Shooting arbitrage - part I

In my previous post, I looked at de-arbitraging volatilities of options of a specific maturity with SVI (re-)calibration. The penalty method can be used beyond SVI. For example I interpolate here with a cubic spline on 11 equidistant nodes the original volatility slice that contains arbitrages and then minimize with Levenberg-Marquardt and the negative local variance denominator penalty on 51 equidistant points. This results in a quite small adjustment to the original volatilities:

implied variance with Axel Vogt SVI parameters

Interestingly the denominator looks almost constant, close to zero (in reality it is not constant, just close to zero, scales can be misleading):

local variance denominator g with Axel Vogt SVI parameters

The method does not work with too many nodes, for example 25 nodes was too much for the minimizer to do anything, maybe because there is too much interaction between nodes then.

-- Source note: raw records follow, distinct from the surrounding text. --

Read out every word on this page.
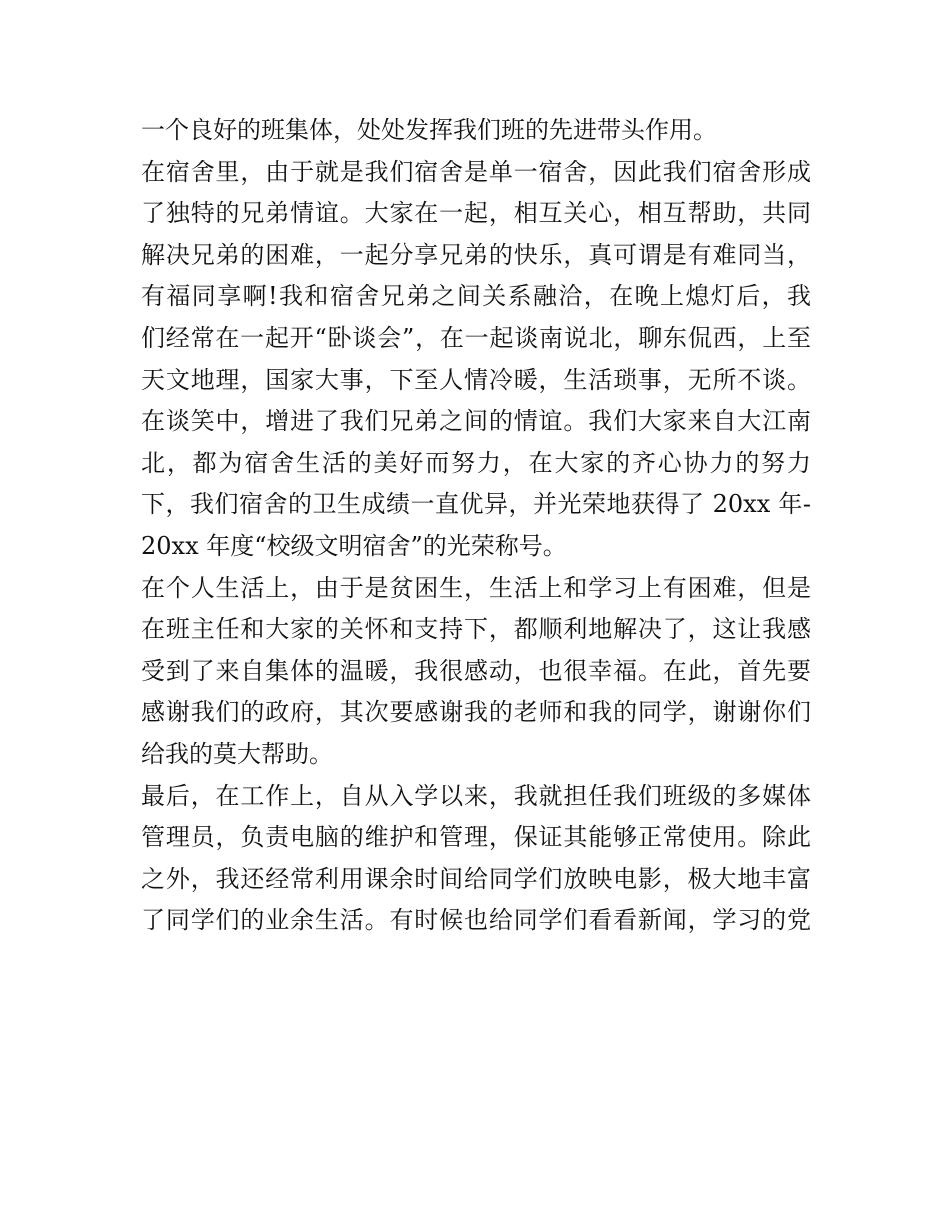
一个良好的班集体，处处发挥我们班的先进带头作用。
在宿舍里，由于就是我们宿舍是单一宿舍，因此我们宿舍形成
了独特的兄弟情谊。大家在一起，相互关心，相互帮助，共同
解决兄弟的困难，一起分享兄弟的快乐，真可谓是有难同当，
有福同享啊!我和宿舍兄弟之间关系融洽，在晚上熄灯后，我
们经常在一起开“卧谈会”，在一起谈南说北，聊东侃西，上至
天文地理，国家大事，下至人情冷暖，生活琐事，无所不谈。
在谈笑中，增进了我们兄弟之间的情谊。我们大家来自大江南
北，都为宿舍生活的美好而努力，在大家的齐心协力的努力
下，我们宿舍的卫生成绩一直优异，并光荣地获得了 20xx 年-
20xx 年度“校级文明宿舍”的光荣称号。
在个人生活上，由于是贫困生，生活上和学习上有困难，但是
在班主任和大家的关怀和支持下，都顺利地解决了，这让我感
受到了来自集体的温暖，我很感动，也很幸福。在此，首先要
感谢我们的政府，其次要感谢我的老师和我的同学，谢谢你们
给我的莫大帮助。
最后，在工作上，自从入学以来，我就担任我们班级的多媒体
管理员，负责电脑的维护和管理，保证其能够正常使用。除此
之外，我还经常利用课余时间给同学们放映电影，极大地丰富
了同学们的业余生活。有时候也给同学们看看新闻，学习的党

I wondered then what would be the corresponding implied volatility for a constant denominator of 1E-4, glued to the implied volatility surface at the point where it reaches 1E-4. $$10^{-4}=1 - \frac{y}{w}\frac{\partial w}{\partial y} + \frac{1}{4}\left(-\frac{1}{4}-\frac{1}{w}+\frac{y^2}{w^2}\right)\left(\frac{\partial w}{\partial y}\right)^2 + \frac{1}{2}\frac{\partial^{2} w}{\partial y^2}$$

The equation can be easily solved with the Runge Kutta method by reducing it to a system of first order ordinary differential equations. As the following figure will show, as the initial conditions are the variance and the slope at the glueing point, the volatility is not continuous anymore at the next point where the denominator goes back to 1E-4. So this is only good if we replace the whole right wing: not so nice.

A simple idea is to adjust the initial slope so that the volatility is continuous at the next end-point. An ODE whose initial condition consists in the function values at two end-points is called a two-points boundary problem. A standard method to solve this kind of problem is just the basic simple idea and it is called the shooting method: we are shooting a projectile from point A so that it lands at point B. Any solver can be used so solve for the slope (secant, Newton, Brent, etc.).

implied variance with Axel Vogt SVI parameters

The volatility is only continuous, not C1 or C2 at A and B, but the local volatility is well defined and continuous, the denominator is just 1E-4 between A and B. The adjustments to the original volatilities is even smaller.